Daniel Robert Bankhead
Position: p, of
Teams: Chicago American Giants, Birmingham Black Barons (1940-1942), military service (1943-1945), Memphis Red Sox (1946-1947), minor leagues (1947-1949, 1951-1952), major leagues (1947, 1950-1951), Canadian League (1953), Mexican League (1954-1965)
Height: 6' 1'' Weight: 184
Born: May 3, 1920, Empire, Alabama
Died: May 2, 1976, Houston, Texas
One of the five Bankhead brothers who played in the Negro Leagues, the hard-throwing right-hander had a blazing fastball and a tantalizing screwball. He capitalized on these attributes to earn a pitching spot in three All Star games (1941, 1946, and 1947) during the 1940s, and was the winning pitcher in the 1947 contest. That year was a good one for Bankhead, as he defeated the New York Yankees in the spring while pitching with Caguas, Puerto Rico, and joined the Brooklyn Dodgers later in the season to become the first black pitcher in the major leagues.

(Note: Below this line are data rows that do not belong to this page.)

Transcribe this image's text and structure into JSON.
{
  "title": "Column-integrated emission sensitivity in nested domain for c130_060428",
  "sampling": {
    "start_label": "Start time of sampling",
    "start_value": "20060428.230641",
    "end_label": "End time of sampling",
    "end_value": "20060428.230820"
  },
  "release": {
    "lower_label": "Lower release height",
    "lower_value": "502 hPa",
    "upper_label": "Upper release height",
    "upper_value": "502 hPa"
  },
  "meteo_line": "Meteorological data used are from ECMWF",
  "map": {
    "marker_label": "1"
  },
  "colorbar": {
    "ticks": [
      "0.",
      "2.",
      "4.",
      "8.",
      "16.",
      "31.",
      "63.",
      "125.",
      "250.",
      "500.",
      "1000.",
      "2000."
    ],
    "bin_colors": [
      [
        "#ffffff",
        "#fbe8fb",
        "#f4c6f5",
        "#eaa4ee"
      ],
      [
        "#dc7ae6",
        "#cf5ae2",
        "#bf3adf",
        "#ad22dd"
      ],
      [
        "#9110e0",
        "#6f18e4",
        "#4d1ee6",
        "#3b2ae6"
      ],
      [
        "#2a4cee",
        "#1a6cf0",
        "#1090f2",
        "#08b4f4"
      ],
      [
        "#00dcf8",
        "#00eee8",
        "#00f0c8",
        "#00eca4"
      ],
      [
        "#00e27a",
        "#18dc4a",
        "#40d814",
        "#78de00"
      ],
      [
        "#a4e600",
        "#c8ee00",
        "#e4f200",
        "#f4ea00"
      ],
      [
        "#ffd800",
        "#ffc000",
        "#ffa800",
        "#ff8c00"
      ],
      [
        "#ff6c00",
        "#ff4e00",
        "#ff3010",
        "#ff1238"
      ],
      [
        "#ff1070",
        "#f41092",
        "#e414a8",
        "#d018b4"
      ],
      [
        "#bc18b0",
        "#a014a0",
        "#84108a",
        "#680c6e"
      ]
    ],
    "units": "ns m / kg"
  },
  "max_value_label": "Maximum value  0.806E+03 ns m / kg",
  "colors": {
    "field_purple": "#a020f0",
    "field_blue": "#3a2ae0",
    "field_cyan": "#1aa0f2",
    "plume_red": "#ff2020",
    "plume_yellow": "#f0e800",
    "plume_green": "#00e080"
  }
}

Bankhead was also a good hitter, and in his first major-league at-bat, he hit a home run. But that was a false promise, and he was pounded pretty hard in his handful of pitching appearances during the remainder of the season.
After the inauspicious trial with the Dodgers at the end of 1947, he spent the next two seasons regrouping. In 1948 he chalked up impressive stats at Nashua (20-6, 2.35 ERA, and a no-hitter), and St. Paul (4-0), following in 1949 with a 20-6 mark (while batting .328) at Montreal in the International League to earn another shot with the Dodgers. His second season in Brooklyn, 1950, was his most productive major-league season, as he compiled a 9-4 ledger despite a 5.50 ERA. Off to a poor start the next year, losing his only decision, he was farmed to Montreal, where his run of hard luck continued and he ended the season with a 2-6 record. Bankhead was never to return to the major leagues, and during his short major-league career he registered a lifetime 9-5 record.
After another unproductive year on the mound at Montreal in 1952, where he lost his only decision, he signed with Drummondville in the Canadian Provincial League and attempted a transition to an everyday player. Always fairly handy with the stick, he hit .275 with respectable power. However, as a batter he was good enough to be a good-hitting pitcher but hot good enough to play as a regular in the major leagues. With his batting average he would have had to have generated more power and cut down significantly on his strikeouts to warrant a legitimate shot at the major leagues.
He continued to try to mix both pitching and hitting without concentrating on one position and, in 1954, he began a long career in Mexico. For a dozen seasons he played with an assortment of Mexican teams, playing as pitcher-first baseman-outfielder and building a respectable record, hitting over .300 five times and compiling a lifetime pitching record of 32-19. His best years on the slab were 1961-1962, when he was 8-2 and 9-6 despite high ERAs of 5.14 and 4.06.
Touted early in his career as another Satchel Paige, he could match Paige's speed but not his control, and Bankhead's early promise was never fully realized. He began his career in the Negro Leagues with the Birmingham Black Barons and, in league contests, had records of 6-1 and 3-0 in 1941-1942. However, he was better identified with the Memphis Red Sox, where he had records of 6-2 and 4-4 in 1946-1947 and was the highest-paid player on the ballclub. His salary escalated because he was bold in asking for raises when other ballplayers would not. His attention to money matters carried over to the major leagues, and when he signed with the Dodgers, he had an agent negotiate the contract for him. During this time, pitching with Caguas in the Puerto Rican League, he was compiling impressive strikeout totals, whiffing 179 and 131 in the winter seasons of 1946-1947 and 1949-1950.